J.C. Ryle is one of my favorite Bible commentators. If you are following our Wednesday morning Bible studies which we livestream on the Christ Reformation Church page (and publish on youtube and sermondaudio.com/crc) you have heard me quote Ryle many times. His set of commentaries on the Gospels is excellent.
But…
Ryle is not perfect. Like all of us he was a product of his times to one degree or another. We always need to use discernment when we are being taught by someone and compare what they are saying with what Scripture says. Here is an example of an error – and I think it is a serious error that can cause real harm – which I found recently in Ryle’s commentary on John chapter 4, the account of Jesus and the woman at the well. Here is what Ryle said at the end of his otherwise very good comments:
We must never despise any soul, after reading this passage. No one can be worse than this woman. But Christ did not despise her. We must never despair of any soul, after reading this passage. If this woman was converted, any one may be converted.
Now, there are at least two serious errors in these words. First, Ryle assumes that this woman was such a sinner that no sinner could be worse than her. Ryle assumes that the fact that she had had five husbands and was presently living with a man not her husband proves this. But we simply are not told the details. It is possible that she had been cast aside by 5 wicked men and was currently being used by a 6th.
Was she a sinner? Of course. But to say that no sinner we might encounter could be worse than her is – well…where was Ryle’s brain when he wrote such a thing!
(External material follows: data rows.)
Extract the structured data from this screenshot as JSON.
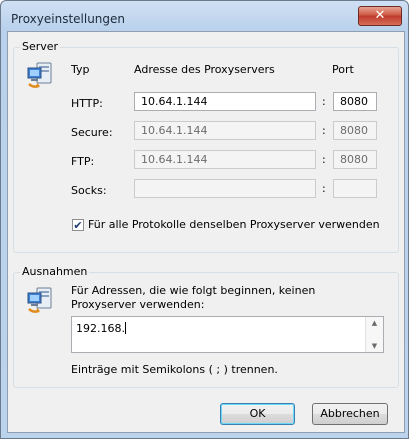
{
  "window": {
    "title": "Proxyeinstellungen",
    "close_glyph": "✕"
  },
  "server": {
    "group_label": "Server",
    "icon": "network-computer-icon",
    "col_type": "Typ",
    "col_address": "Adresse des Proxyservers",
    "col_port": "Port",
    "rows": [
      {
        "label": "HTTP:",
        "address": "10.64.1.144",
        "port": "8080",
        "enabled": true
      },
      {
        "label": "Secure:",
        "address": "10.64.1.144",
        "port": "8080",
        "enabled": false
      },
      {
        "label": "FTP:",
        "address": "10.64.1.144",
        "port": "8080",
        "enabled": false
      },
      {
        "label": "Socks:",
        "address": "",
        "port": "",
        "enabled": false
      }
    ],
    "colon": ":",
    "same_proxy_checked": true,
    "same_proxy_label": "Für alle Protokolle denselben Proxyserver verwenden"
  },
  "exceptions": {
    "group_label": "Ausnahmen",
    "icon": "network-computer-icon",
    "description": "Für Adressen, die wie folgt beginnen, keinen Proxyserver verwenden:",
    "value": "192.168.",
    "hint": "Einträge mit Semikolons ( ; ) trennen."
  },
  "buttons": {
    "ok": "OK",
    "cancel": "Abbrechen"
  }
}
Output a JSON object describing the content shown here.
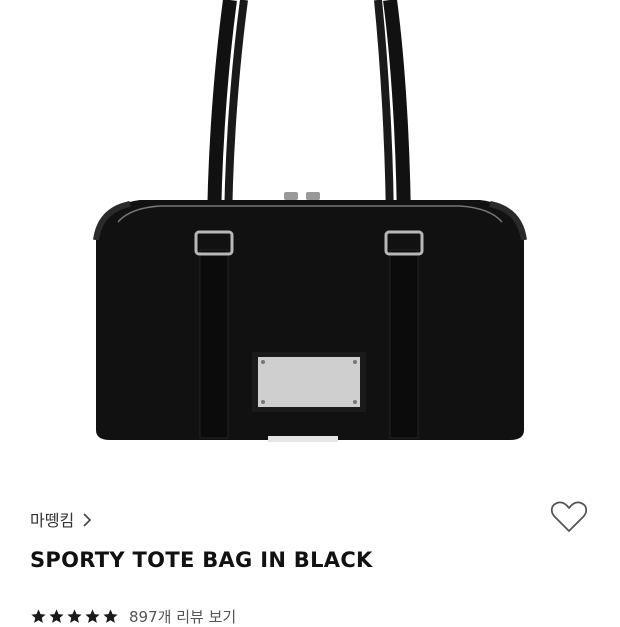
{
  "product": {
    "image_alt": "black sporty tote bag",
    "brand": "마뗑킴",
    "title": "SPORTY TOTE BAG IN BLACK",
    "rating_stars": 5,
    "review_link": "897개 리뷰 보기"
  },
  "icons": {
    "brand_chevron": "chevron-right-icon",
    "wishlist": "heart-outline-icon",
    "star": "star-icon"
  },
  "colors": {
    "bag": "#111111",
    "star": "#1a1a1a",
    "text": "#111111"
  }
}
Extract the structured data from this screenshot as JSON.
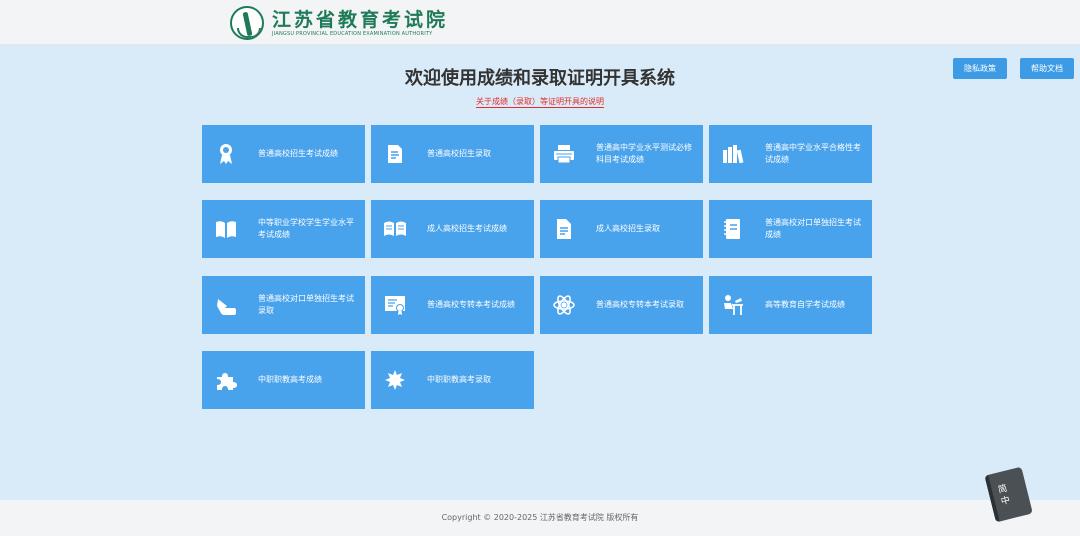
{
  "header": {
    "logo_cn": "江苏省教育考试院",
    "logo_en": "JIANGSU PROVINCIAL EDUCATION EXAMINATION AUTHORITY"
  },
  "buttons": {
    "privacy": "隐私政策",
    "help": "帮助文档"
  },
  "main": {
    "title": "欢迎使用成绩和录取证明开具系统",
    "notice": "关于成绩（录取）等证明开具的说明"
  },
  "tiles": [
    {
      "label": "普通高校招生考试成绩",
      "icon": "award-icon"
    },
    {
      "label": "普通高校招生录取",
      "icon": "document-icon"
    },
    {
      "label": "普通高中学业水平测试必修科目考试成绩",
      "icon": "printer-icon"
    },
    {
      "label": "普通高中学业水平合格性考试成绩",
      "icon": "books-icon"
    },
    {
      "label": "中等职业学校学生学业水平考试成绩",
      "icon": "open-book-icon"
    },
    {
      "label": "成人高校招生考试成绩",
      "icon": "reading-book-icon"
    },
    {
      "label": "成人高校招生录取",
      "icon": "file-icon"
    },
    {
      "label": "普通高校对口单独招生考试成绩",
      "icon": "notebook-icon"
    },
    {
      "label": "普通高校对口单独招生考试录取",
      "icon": "pointing-hand-icon"
    },
    {
      "label": "普通高校专转本考试成绩",
      "icon": "certificate-icon"
    },
    {
      "label": "普通高校专转本考试录取",
      "icon": "atom-icon"
    },
    {
      "label": "高等教育自学考试成绩",
      "icon": "student-desk-icon"
    },
    {
      "label": "中职职教高考成绩",
      "icon": "puzzle-icon"
    },
    {
      "label": "中职职教高考录取",
      "icon": "leaf-icon"
    }
  ],
  "footer": {
    "copyright": "Copyright © 2020-2025 江苏省教育考试院 版权所有"
  },
  "badge": {
    "text1": "简",
    "text2": "中"
  }
}
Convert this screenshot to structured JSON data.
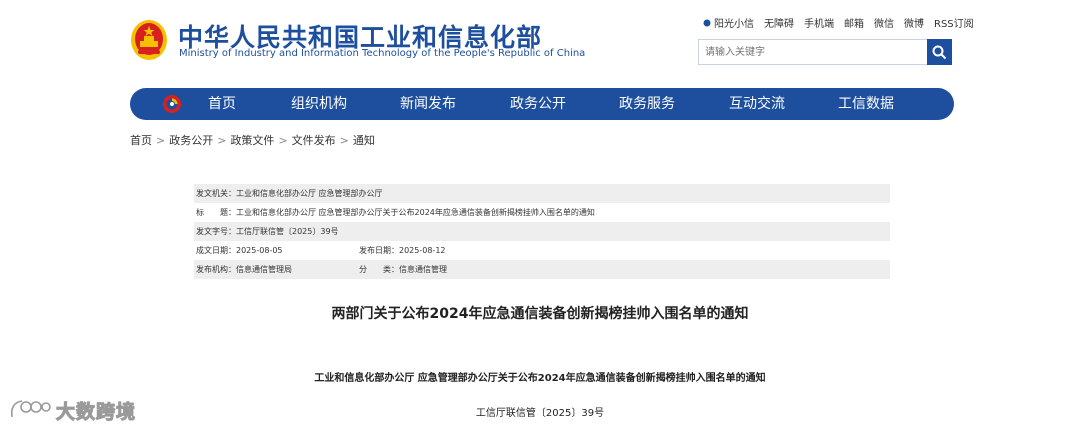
{
  "header": {
    "title_cn": "中华人民共和国工业和信息化部",
    "title_en": "Ministry of Industry and Information Technology of the People's Republic of China",
    "top_links": [
      "阳光小信",
      "无障碍",
      "手机端",
      "邮箱",
      "微信",
      "微博",
      "RSS订阅"
    ],
    "search_placeholder": "请输入关键字"
  },
  "nav": {
    "items": [
      "首页",
      "组织机构",
      "新闻发布",
      "政务公开",
      "政务服务",
      "互动交流",
      "工信数据"
    ]
  },
  "breadcrumb": [
    "首页",
    "政务公开",
    "政策文件",
    "文件发布",
    "通知"
  ],
  "info": {
    "issuer_label": "发文机关：",
    "issuer_value": "工业和信息化部办公厅 应急管理部办公厅",
    "title_label": "标　　题：",
    "title_value": "工业和信息化部办公厅 应急管理部办公厅关于公布2024年应急通信装备创新揭榜挂帅入围名单的通知",
    "docno_label": "发文字号：",
    "docno_value": "工信厅联信管〔2025〕39号",
    "created_label": "成文日期：",
    "created_value": "2025-08-05",
    "published_label": "发布日期：",
    "published_value": "2025-08-12",
    "agency_label": "发布机构：",
    "agency_value": "信息通信管理局",
    "category_label": "分　　类：",
    "category_value": "信息通信管理"
  },
  "article": {
    "title": "两部门关于公布2024年应急通信装备创新揭榜挂帅入围名单的通知",
    "subtitle": "工业和信息化部办公厅 应急管理部办公厅关于公布2024年应急通信装备创新揭榜挂帅入围名单的通知",
    "doc_number": "工信厅联信管〔2025〕39号"
  },
  "watermark": {
    "text": "大数跨境"
  },
  "colors": {
    "brand": "#1d4f9e",
    "emblem_red": "#d8201e",
    "emblem_gold": "#f5c000"
  }
}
We have all said or written things that years later we look back on and wish we could hit the delete button on and I suspect this is just such a statement that Ryle regretted making once he was with the Lord.
The second error here is a result of the first. “We must never despair of any soul…if this woman was converted, any one may be converted.” Now, that is just plain stupid and I am amazed that Ryle uttered those words. Those of you who have been victims of wicked domestic abusers, sociopaths, and so on have probably been guilted and harmed by similar words. “God can save anyone. You need to keep praying for your abuser’s salvation. Where is your faith? You are a sinner too.” Blah, blah, blah.
Do you see how with just a few moments’ thinking we can see the fallacy of all this? Could God save Pharaoh? Can God save the willful reprobate who has willfully and knowingly spit on Christ’s sacrifice and all the while sat in a church pretending to be a Christian, cruelly abusing his wife in secret? Or extrapolate this thinking to its final point: can God save the devil? And yet those who throw words like Ryle’s at us seem to indicate that we should pray for Satan’s salvation.
There are things that it is impossible for God to do. God cannot and will not act against His own nature. He will never just excuse sin. If he could, why was the Cross necessary? And God cannot and will not save wicked people who refuse to repent. He will not and cannot save a child of hell who molests little children and just keeps right on doing it, enjoying it, destroying their lives and sleeping quite well at night with no conscience to bother him. That man is going to hell. It is where he belongs. He IS worse than the woman at the well. She heard Christ. She was looking for the Messiah. She believed Him when He told her He was the One. She ran back to her friends and fellow citizens and told them to come and see!
Pastor Ryle, we love your books. But you blew it on th is one.